Two new drug-eluting stents from Abbott Laboratories and Medtronic are expected to enter the market may be easier for surgeons to insert, but their safety and efficacy profiles will be comparable to their predecessors, physicians told Pharmawire.

The physicians added that the overall use of stents has declined, as patients are screened for their ability to comply with a long-term anticoagulant regimen.

Last month, the Circulatory System Devices Advisory Panel to the FDA recommended approval for Abbott Laboratories’ Xience V and Promus everolimus-eluting coronary stent systems. Both stent systems would be covered by the same FDA approval.

In October 2007, a federal advisory panel unanimously recommended that the FDA regulators approve Medtronic’s Endeavor drug-eluting stent, along with a requirement for follow-up safety studies. The FDA usually follows the recommendations of its advisory panels, but is not required to.

If these stents are officially approved by the FDA, Abbott and Medtronic will join the only other drug-eluting stent (DES) manufacturers on the U.S. market – Boston Scientific and Cordis, a subsidiary of Johnson & Johnson.

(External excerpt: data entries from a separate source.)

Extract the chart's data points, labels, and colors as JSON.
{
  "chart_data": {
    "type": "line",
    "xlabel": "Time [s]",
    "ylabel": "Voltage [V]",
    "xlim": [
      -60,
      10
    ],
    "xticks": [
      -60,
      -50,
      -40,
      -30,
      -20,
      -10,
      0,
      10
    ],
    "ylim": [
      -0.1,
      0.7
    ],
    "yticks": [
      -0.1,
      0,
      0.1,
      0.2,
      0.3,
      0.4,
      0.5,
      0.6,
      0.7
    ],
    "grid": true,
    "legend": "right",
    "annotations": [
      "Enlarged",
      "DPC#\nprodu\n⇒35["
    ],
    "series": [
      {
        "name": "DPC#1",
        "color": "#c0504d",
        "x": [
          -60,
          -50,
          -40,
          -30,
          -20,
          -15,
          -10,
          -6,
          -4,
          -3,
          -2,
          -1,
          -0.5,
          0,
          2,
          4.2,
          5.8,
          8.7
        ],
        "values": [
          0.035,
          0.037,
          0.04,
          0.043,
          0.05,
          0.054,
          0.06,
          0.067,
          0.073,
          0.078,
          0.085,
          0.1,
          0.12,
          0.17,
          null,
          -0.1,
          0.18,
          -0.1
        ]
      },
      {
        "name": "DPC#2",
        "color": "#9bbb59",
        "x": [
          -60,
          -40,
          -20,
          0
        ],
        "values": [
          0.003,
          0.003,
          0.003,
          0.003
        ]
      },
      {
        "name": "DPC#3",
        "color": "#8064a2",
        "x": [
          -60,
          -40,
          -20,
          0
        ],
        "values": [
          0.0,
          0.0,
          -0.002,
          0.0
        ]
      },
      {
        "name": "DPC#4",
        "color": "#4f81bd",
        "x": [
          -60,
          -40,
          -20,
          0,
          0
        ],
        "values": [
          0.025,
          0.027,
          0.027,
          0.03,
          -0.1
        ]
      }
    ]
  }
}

Pharmawire reported that the DES category, including Cordis’s Cypher and Boston Scientific’s Taxus, came under scrutiny last year when researchers noticed an increased risk of blood clots with the devices compared to bare-metal stents.

Cardiologists are unsure whether blood clots result from an inflammatory response to the polymer, or because the attached drug delays the healing process, leaving the metal exposed in the artery for a longer period of time.

“I believe that technology will overcome these problems,” Dawn Abbott, MD, a stent researcher and interventional cardiologist at Brown Medical School told Pharmawire. However, she does not “think the next generation of stents that become available to us will make a difference.”

Paul Gurbel, MD, director of the Sinai Center for Thrombosis Research, similarly responded to Pharmawire negatively when asked whether the next generation of stents would overcome the problems. “I don’t know any data that would rigorously support the use of one drug versus another,” he said.

Yet, Allen Jeremias, MD, director of vascular medicine and peripheral intervention at the State University of New York, Stony Brook, told Pharmawire that the newer stents have “theoretical benefits” because they are thinner and easier to insert. Endotheliazation - the aforementioned healing process - might also be quicker with a thinner stent, he added.

The devices themselves offer trade-offs, physicians noted to Pharmawire. The Endeavor stents seems to be associated with less late-stage thrombosis, but more late loss or tissue growth inside the blood vessel in the months after the procedure, the physicians said. The Endeavor’s zotarolimus coating is the least potent agent for repressing restenosis, according to Jeremias.

Abbott stressed that it is still unclear whether the differences will translate into different clinical outcomes for patients. Abbott noted to Pharmawire that the use of DES reached its peak in 2005, when 94 percent of patients undergoing cardiac catheterization received them. Their usage has since fallen to about 60 to 70 percent, she estimated, largely because of greater screening procedures. “I think there’s a greater awareness of looking at the risk-benefit ratio in individual patients,” she said.

DES does reduce the risk of restenosis by 50 percent compared to bare-metal stents; the risk of developing thrombosis is 0.2 to 0.4 percent, she added.

“The drug-eluting stents are back, but the patients are screened more carefully for their ability to take dual anti-platelet therapy,” Jeremias said.